O semáforo fechou e o carro da frente não arrancou de imediato. O motorista atrás buzinou, como se o mundo inteiro estivesse atrasado. Eu só observava, parado, pensando que a política é mais ou menos assim: quando alguém atrasa um segundo que seja, o resto do comboio perde a paciência.
Esses dias, vi na TV que Bolsonaro anda cada vez mais sozinho. Generais que batiam continência agora dizem que só estavam “cumprindo ordens”. Advogados trocam de lado como quem troca de paletó. E os velhos aliados, que viviam no palanque ao seu lado, já falam baixo o nome dele — quando falam.
Lembrei que, não faz tanto tempo, foi assim também com Lula. No auge dos processos da Lava Jato, muita gente saiu do PT como quem foge de casa pegando só a escova de dentes. Alguns foram parar, veja só, no colo do próprio Bolsonaro. A política parece ter esse poder de virar casaco em tempo recorde.

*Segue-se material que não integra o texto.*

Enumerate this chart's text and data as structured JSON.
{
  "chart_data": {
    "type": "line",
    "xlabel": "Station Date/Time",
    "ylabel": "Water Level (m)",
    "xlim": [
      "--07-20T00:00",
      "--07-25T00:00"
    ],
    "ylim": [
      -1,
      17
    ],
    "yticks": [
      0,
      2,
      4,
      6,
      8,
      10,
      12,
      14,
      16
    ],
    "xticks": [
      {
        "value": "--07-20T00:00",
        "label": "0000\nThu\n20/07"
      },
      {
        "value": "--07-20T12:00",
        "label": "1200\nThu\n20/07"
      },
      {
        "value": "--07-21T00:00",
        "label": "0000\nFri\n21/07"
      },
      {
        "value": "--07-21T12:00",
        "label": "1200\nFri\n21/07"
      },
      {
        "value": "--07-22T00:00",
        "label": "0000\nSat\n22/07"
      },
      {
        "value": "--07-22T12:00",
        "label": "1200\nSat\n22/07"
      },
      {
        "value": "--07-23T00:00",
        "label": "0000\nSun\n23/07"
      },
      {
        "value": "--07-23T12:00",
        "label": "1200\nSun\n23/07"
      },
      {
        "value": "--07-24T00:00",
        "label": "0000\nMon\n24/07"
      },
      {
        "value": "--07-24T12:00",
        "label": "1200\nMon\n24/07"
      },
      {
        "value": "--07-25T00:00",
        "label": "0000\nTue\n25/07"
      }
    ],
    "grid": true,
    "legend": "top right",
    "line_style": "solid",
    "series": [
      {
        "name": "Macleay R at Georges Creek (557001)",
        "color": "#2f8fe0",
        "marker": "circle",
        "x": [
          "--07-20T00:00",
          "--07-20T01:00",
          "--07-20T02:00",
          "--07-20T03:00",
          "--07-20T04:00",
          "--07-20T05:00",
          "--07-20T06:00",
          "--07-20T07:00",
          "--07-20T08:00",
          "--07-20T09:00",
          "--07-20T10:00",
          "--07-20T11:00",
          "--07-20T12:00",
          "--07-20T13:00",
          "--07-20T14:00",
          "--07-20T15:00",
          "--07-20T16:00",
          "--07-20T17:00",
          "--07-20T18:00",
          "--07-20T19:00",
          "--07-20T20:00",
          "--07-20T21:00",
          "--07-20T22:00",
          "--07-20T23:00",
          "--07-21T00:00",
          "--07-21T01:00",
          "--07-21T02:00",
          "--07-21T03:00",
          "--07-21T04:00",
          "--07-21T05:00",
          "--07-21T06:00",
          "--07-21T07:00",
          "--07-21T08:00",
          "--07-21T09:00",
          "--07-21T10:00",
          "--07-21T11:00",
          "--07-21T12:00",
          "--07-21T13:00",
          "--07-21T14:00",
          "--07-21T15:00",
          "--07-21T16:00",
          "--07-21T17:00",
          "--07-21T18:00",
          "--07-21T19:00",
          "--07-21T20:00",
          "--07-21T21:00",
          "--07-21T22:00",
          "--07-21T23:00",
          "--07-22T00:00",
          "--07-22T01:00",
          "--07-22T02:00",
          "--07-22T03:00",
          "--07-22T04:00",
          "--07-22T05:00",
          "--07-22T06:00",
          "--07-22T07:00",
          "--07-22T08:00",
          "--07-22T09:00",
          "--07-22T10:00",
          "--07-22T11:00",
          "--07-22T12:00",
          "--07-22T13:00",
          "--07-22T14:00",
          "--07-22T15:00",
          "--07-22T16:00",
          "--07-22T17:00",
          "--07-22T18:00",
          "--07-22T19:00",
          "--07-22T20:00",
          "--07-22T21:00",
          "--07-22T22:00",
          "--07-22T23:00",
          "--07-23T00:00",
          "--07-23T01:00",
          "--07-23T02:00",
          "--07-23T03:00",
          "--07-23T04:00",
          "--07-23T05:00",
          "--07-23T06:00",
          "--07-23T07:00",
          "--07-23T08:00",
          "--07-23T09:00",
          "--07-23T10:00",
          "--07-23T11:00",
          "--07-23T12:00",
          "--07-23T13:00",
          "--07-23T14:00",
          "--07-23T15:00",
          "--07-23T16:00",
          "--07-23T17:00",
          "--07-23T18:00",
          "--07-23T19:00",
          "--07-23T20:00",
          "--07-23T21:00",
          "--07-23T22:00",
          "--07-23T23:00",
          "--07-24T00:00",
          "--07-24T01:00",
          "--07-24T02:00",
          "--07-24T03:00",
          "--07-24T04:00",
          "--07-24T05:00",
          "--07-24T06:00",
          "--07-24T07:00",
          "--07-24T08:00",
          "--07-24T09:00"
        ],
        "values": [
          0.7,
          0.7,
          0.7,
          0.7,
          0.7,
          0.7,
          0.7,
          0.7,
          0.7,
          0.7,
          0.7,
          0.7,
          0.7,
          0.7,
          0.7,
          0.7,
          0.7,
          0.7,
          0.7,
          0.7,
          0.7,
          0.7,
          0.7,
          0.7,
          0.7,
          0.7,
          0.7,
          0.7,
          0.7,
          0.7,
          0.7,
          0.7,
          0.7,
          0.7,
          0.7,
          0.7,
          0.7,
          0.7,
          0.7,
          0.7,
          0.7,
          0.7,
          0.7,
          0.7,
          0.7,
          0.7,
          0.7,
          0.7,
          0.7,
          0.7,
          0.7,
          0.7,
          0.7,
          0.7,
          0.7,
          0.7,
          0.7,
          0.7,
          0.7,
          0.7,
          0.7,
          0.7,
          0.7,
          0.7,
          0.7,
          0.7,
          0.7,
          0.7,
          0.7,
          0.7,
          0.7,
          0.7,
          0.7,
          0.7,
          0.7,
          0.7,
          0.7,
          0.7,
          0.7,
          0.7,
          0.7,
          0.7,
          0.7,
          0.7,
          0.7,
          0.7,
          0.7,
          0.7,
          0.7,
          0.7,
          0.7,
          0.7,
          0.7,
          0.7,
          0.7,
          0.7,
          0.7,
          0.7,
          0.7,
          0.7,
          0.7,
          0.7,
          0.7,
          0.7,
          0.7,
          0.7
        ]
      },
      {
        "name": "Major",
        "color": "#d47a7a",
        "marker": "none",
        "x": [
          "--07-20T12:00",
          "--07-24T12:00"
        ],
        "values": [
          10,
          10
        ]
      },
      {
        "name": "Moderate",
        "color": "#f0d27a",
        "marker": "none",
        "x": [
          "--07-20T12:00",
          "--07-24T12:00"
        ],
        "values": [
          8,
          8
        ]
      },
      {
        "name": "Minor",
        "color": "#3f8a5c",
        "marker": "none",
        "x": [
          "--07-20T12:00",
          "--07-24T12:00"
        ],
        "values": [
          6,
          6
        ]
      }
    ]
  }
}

É como se cada líder fosse um guarda-chuva na tempestade: enquanto protege, todos se apertam debaixo. Quando começa a furar, cada um corre pra não se molhar. Ninguém quer ficar encharcado por lealdade.
A verdade é que a política não tem amigos; tem interesses. Hoje você é útil, amanhã, um peso morto. Não importa se foi você quem puxou o carro da frente por anos — basta uma freada brusca, e os de trás te ultrapassam buzinando.
E ali, no meio do trânsito parado, percebi que talvez o erro seja acreditar que existe gratidão nesse jogo. Não existe. Só cálculo.
O sinal abriu. O carro da frente andou. E cada um seguiu seu caminho, como sempre faz.